A total falta de lógica do regime cobiçoso é baseada em um falso silogismo: a China conteve o vírus com o bloqueio de Wuhan. O vírus escapou simultaneamente de Wuhan. Assim, o resto do mundo deve emular as medidas de bloqueio da China.
O devastador regime cobiçado foi estabelecido sob esse pretexto e se baseou em uma série de medidas contraditórias. Primeiro, as máscaras eram inúteis e, portanto, desnecessárias. Então, as máscaras foram necessárias. Então, duas semanas de bloqueios foram necessárias para achatar a curva. Então, os bloqueios continuaram por meses. Então, duas ou mais máscaras foram necessárias. Então, as vacinações tornaram as máscaras desnecessárias para os vacinados; com as vacinas, máscaras e bloqueios seriam evitados. Em seguida, os vacinados devem usar máscaras, porque também são vulneráveis à infecção (e podem espalhar covídeos). Então, os bloqueios devem ser restabelecidos. Estas são apenas algumas das declarações de política e reversões que constituíram a resposta ambiciosa do regime.
Os bloqueios, mascaramento e mandatos de vacina foram instituídos para tratar um vírus com uma taxa média de mortalidade por infecção (IFR) de menos de 0,2400 por cento em todas as faixas etárias, com IFRs medianos de 0,0027 por cento, 0,0140 por cento, 0,0310 por cento, 0,0820 por cento, 0,2700 por cento e 0,5900 por cento para 0-19 anos, 20-29 anos, 30-39 anos, 40-49 anos, 50-59 anos e 60-69 -anos, respectivamente.
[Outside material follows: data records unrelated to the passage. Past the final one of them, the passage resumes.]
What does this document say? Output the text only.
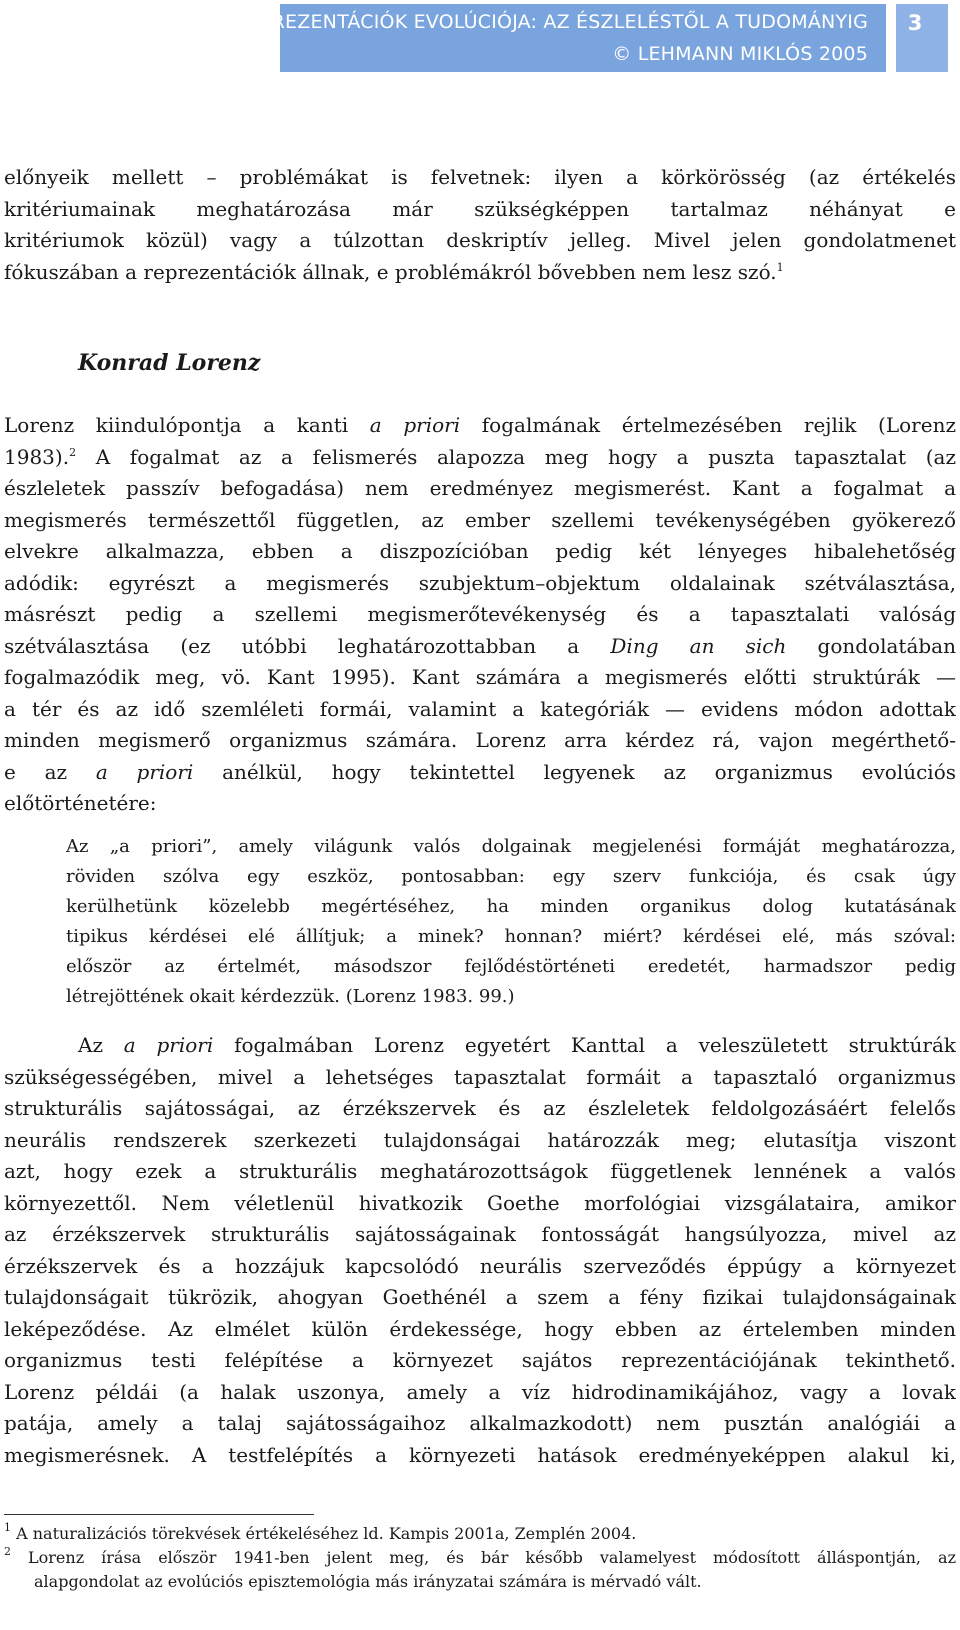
A REPREZENTÁCIÓK EVOLÚCIÓJA: AZ ÉSZLELÉSTŐL A TUDOMÁNYIG
© LEHMANN MIKLÓS 2005
3
előnyeik mellett – problémákat is felvetnek: ilyen a körkörösség (az értékelés
kritériumainak meghatározása már szükségképpen tartalmaz néhányat e
kritériumok közül) vagy a túlzottan deskriptív jelleg. Mivel jelen gondolatmenet
fókuszában a reprezentációk állnak, e problémákról bővebben nem lesz szó.$^1$
Konrad Lorenz
Lorenz kiindulópontja a kanti a priori fogalmának értelmezésében rejlik (Lorenz
1983).$^2$ A fogalmat az a felismerés alapozza meg hogy a puszta tapasztalat (az
észleletek passzív befogadása) nem eredményez megismerést. Kant a fogalmat a
megismerés természettől független, az ember szellemi tevékenységében gyökerező
elvekre alkalmazza, ebben a diszpozícióban pedig két lényeges hibalehetőség
adódik: egyrészt a megismerés szubjektum–objektum oldalainak szétválasztása,
másrészt pedig a szellemi megismerőtevékenység és a tapasztalati valóság
szétválasztása (ez utóbbi leghatározottabban a Ding an sich gondolatában
fogalmazódik meg, vö. Kant 1995). Kant számára a megismerés előtti struktúrák —
a tér és az idő szemléleti formái, valamint a kategóriák — evidens módon adottak
minden megismerő organizmus számára. Lorenz arra kérdez rá, vajon megérthető-
e az a priori anélkül, hogy tekintettel legyenek az organizmus evolúciós
előtörténetére:
Az „a priori”, amely világunk valós dolgainak megjelenési formáját meghatározza,
röviden szólva egy eszköz, pontosabban: egy szerv funkciója, és csak úgy
kerülhetünk közelebb megértéséhez, ha minden organikus dolog kutatásának
tipikus kérdései elé állítjuk; a minek? honnan? miért? kérdései elé, más szóval:
először az értelmét, másodszor fejlődéstörténeti eredetét, harmadszor pedig
létrejöttének okait kérdezzük. (Lorenz 1983. 99.)
Az a priori fogalmában Lorenz egyetért Kanttal a veleszületett struktúrák
szükségességében, mivel a lehetséges tapasztalat formáit a tapasztaló organizmus
strukturális sajátosságai, az érzékszervek és az észleletek feldolgozásáért felelős
neurális rendszerek szerkezeti tulajdonságai határozzák meg; elutasítja viszont
azt, hogy ezek a strukturális meghatározottságok függetlenek lennének a valós
környezettől. Nem véletlenül hivatkozik Goethe morfológiai vizsgálataira, amikor
az érzékszervek strukturális sajátosságainak fontosságát hangsúlyozza, mivel az
érzékszervek és a hozzájuk kapcsolódó neurális szerveződés éppúgy a környezet
tulajdonságait tükrözik, ahogyan Goethénél a szem a fény fizikai tulajdonságainak
leképeződése. Az elmélet külön érdekessége, hogy ebben az értelemben minden
organizmus testi felépítése a környezet sajátos reprezentációjának tekinthető.
Lorenz példái (a halak uszonya, amely a víz hidrodinamikájához, vagy a lovak
patája, amely a talaj sajátosságaihoz alkalmazkodott) nem pusztán analógiái a
megismerésnek. A testfelépítés a környezeti hatások eredményeképpen alakul ki,
$^1$ A naturalizációs törekvések értékeléséhez ld. Kampis 2001a, Zemplén 2004.
$^2$ Lorenz írása először 1941-ben jelent meg, és bár később valamelyest módosított álláspontján, az
alapgondolat az evolúciós episztemológia más irányzatai számára is mérvadó vált.
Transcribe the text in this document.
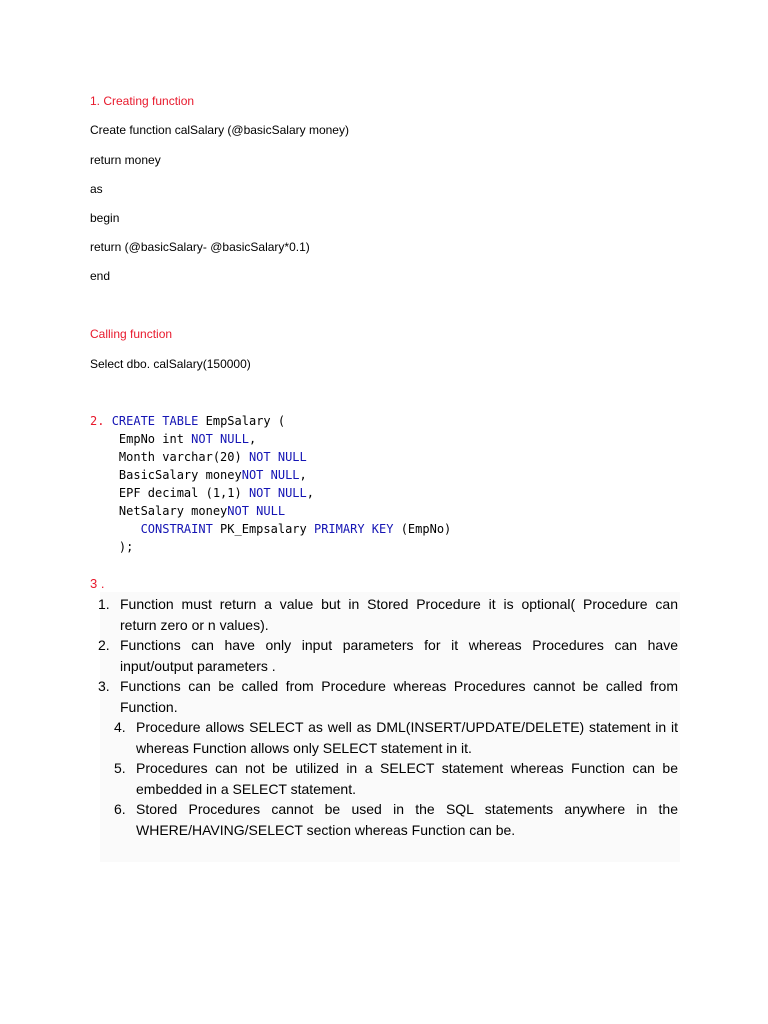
1. Creating function
Create function calSalary (@basicSalary money)
return money
as
begin
return (@basicSalary- @basicSalary*0.1)
end
Calling function
Select dbo. calSalary(150000)
2. CREATE TABLE EmpSalary (
EmpNo int NOT NULL,
Month varchar(20) NOT NULL
BasicSalary moneyNOT NULL,
EPF decimal (1,1) NOT NULL,
NetSalary moneyNOT NULL
CONSTRAINT PK_Empsalary PRIMARY KEY (EmpNo)
);
3 .
1. Function must return a value but in Stored Procedure it is optional( Procedure can
return zero or n values).
2. Functions can have only input parameters for it whereas Procedures can have
input/output parameters .
3. Functions can be called from Procedure whereas Procedures cannot be called from
Function.
4. Procedure allows SELECT as well as DML(INSERT/UPDATE/DELETE) statement in it
whereas Function allows only SELECT statement in it.
5. Procedures can not be utilized in a SELECT statement whereas Function can be
embedded in a SELECT statement.
6. Stored Procedures cannot be used in the SQL statements anywhere in the
WHERE/HAVING/SELECT section whereas Function can be.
As mortes por medidas de bloqueio, enquanto isso, podem ter superado as “mortes por cobiça”, enquanto causam um sofrimento ainda incalculável, incluindo a ruína financeira de centenas de milhões.
Além disso, as “mortes por cobiça” foram grosseiramente infladas pela inclusão daqueles que tiveram um teste positivo ou estiveram em contato com alguém que o fez várias semanas antes de sua morte. E os testes de PCR para covid, definidos em limites de ciclo de 37 a 40, e às vezes até 45, produzem aproximadamente 85 a 90 por cento de falsos positivos, conforme confirmado pelo New York Times. Dadas essas questões, é quase impossível saber quantas das mortes excedentes de 2020 em relação a 2019 foram devido ao covid-19 e quantas foram devido aos bloqueios.
Enquanto isso, a instituição de passaportes de vacinas representa uma extensão diferencial e discriminatória dos bloqueios. Apesar do fato de que os vacinados podem contrair e disseminar o covid-19 e suas variantes, o lançamento do passaporte da vacina prossegue rapidamente.
Os mandatos de vacinas e pedidos de mandatos aumentaram em volume, apesar de um estudo israelense demonstrar que a imunidade natural dos infectados anteriormente é treze vezes mais eficaz na prevenção da infecção da variante delta, atualmente a cepa mais prevalente, do que doses duplas da vacina Pfizer . E os vacinados duplamente têm seis vezes mais probabilidade de sofrer doenças graves do que os não vacinados previamente infectados pelo vírus selvagem ou variantes anteriores.
Só nos Estados Unidos, as mortes após a vacina, de acordo com o Vaccine Adverse Event Reporting System (VAERS), chegaram a treze mil, enquanto as lesões ultrapassam quinhentas mil. E esses são números conservadores, visto que muitas mortes por vacinas e outros “eventos” relacionados à vacina não fazem o VAERS, graças à sua supressão por profissionais médicos ambiciosos. Ainda assim, o secretário de educação do ex-presidente Barack Obama comparou recentemente antimaskers e resistentes a vacinas a homens-bomba em Cabul, e um candidato democrata ao Congresso pediu o direito de atirar em “aqueles que não levam a cobiça a sério”.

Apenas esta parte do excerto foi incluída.